I am using the excellent CodecZlib
(which believe is the fastest solution). Extracting the data from the string returned by readline
is pretty fast, and so is readuntil
(actually better). I thought I would make it faster by reading into a buffer (line length can be bounded). But it is actually slower.
If anyone wants to help out with making this faster, I made a self-contained MWE, available below. This should offer sub-second runtimes for reading on a recent computer, my actual runtimes are around 30 minutes for the whole dataset, and I do this repeatedly, so every little bit helps.
https://gist.github.com/tpapp/66f053bcab3f763a72318a9e8ef6e177
Basically, the only thing you want to do is to be able to give a preallocated buffer to readuntil
. Since TranscodingStreams doesn’t seem to provide this we can hack our own (readuntil2
) just to try out the performance:
@eval TranscodingStreams begin
readuntil2(stream::TranscodingStream, delim::UInt8) = readuntil2!(UInt8[], stream, delim)
function readuntil2!(ret::Vector{UInt8}, stream::TranscodingStream, delim::UInt8)

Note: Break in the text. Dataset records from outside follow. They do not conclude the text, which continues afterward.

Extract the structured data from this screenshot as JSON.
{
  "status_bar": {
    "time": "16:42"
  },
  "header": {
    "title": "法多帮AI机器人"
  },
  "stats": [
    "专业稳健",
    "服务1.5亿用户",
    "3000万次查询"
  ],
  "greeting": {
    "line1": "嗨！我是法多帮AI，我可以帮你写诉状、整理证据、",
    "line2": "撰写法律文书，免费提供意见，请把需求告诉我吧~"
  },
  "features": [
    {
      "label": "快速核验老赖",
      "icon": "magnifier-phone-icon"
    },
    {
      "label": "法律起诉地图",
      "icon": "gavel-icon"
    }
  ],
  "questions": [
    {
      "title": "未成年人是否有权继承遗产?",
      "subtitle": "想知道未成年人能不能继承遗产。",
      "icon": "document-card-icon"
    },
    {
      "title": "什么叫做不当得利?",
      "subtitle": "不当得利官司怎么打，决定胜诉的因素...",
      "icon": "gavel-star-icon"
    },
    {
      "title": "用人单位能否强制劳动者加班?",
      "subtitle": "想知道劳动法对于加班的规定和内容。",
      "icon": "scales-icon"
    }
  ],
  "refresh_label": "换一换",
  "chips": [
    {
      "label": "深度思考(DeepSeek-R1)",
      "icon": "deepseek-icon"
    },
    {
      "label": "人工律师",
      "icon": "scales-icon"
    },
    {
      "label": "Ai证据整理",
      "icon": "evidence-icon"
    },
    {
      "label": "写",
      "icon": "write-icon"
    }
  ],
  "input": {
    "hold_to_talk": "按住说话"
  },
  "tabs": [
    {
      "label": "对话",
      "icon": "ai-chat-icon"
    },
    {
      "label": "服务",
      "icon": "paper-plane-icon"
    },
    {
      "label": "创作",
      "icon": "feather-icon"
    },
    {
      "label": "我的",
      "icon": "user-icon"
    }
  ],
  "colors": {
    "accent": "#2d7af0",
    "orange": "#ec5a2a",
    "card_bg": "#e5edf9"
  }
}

changestate!(stream, :read)
buffer1 = stream.state.buffer1
resize!(ret, 0)
filled = 0
while !eof(stream)
pos = findbyte(buffer1, delim)
if pos == 0
sz = buffersize(buffer1)
if length(ret) < filled + sz
resize!(ret, filled + sz)
end
else
sz = pos - buffer1.bufferpos + 1
resize!(ret, filled + sz)
end
readdata!(buffer1, ret, filled+1, sz)
filled += sz
if pos > 0
break
end
end
return ret
end
end
We then get:
julia> struct Buffer
buffer::Vector{UInt8}
Buffer() = new(UInt8[])
end
julia> (buff::Buffer)(io::IO) = TranscodingStreams.readuntil2!(buff.buffer, io, UInt8('\n'))
julia> io = GzipDecompressionStream(open(filename));
julia> buff = Buffer()
Buffer(UInt8[])
julia> @time dolines(buff, io, 1_000_000)
0.298013 seconds (6.58 k allocations: 154.266 KiB)
53847323
Compared to e.g. readline1
julia> io = GzipDecompressionStream(open(filename));
julia> @time dolines(readline1, io, 1_000_000)
0.555570 seconds (5.01 M allocations: 381.854 MiB, 18.27% gc time)
53847323
@kristoffer.carlsson: Thanks, this is indeed a large improvement (actually 3x faster in some scenarios I am testing).
Just checking: OK if I submit a PR based on your code to TranscodingStreams
? Which is under MIT “Expat” License.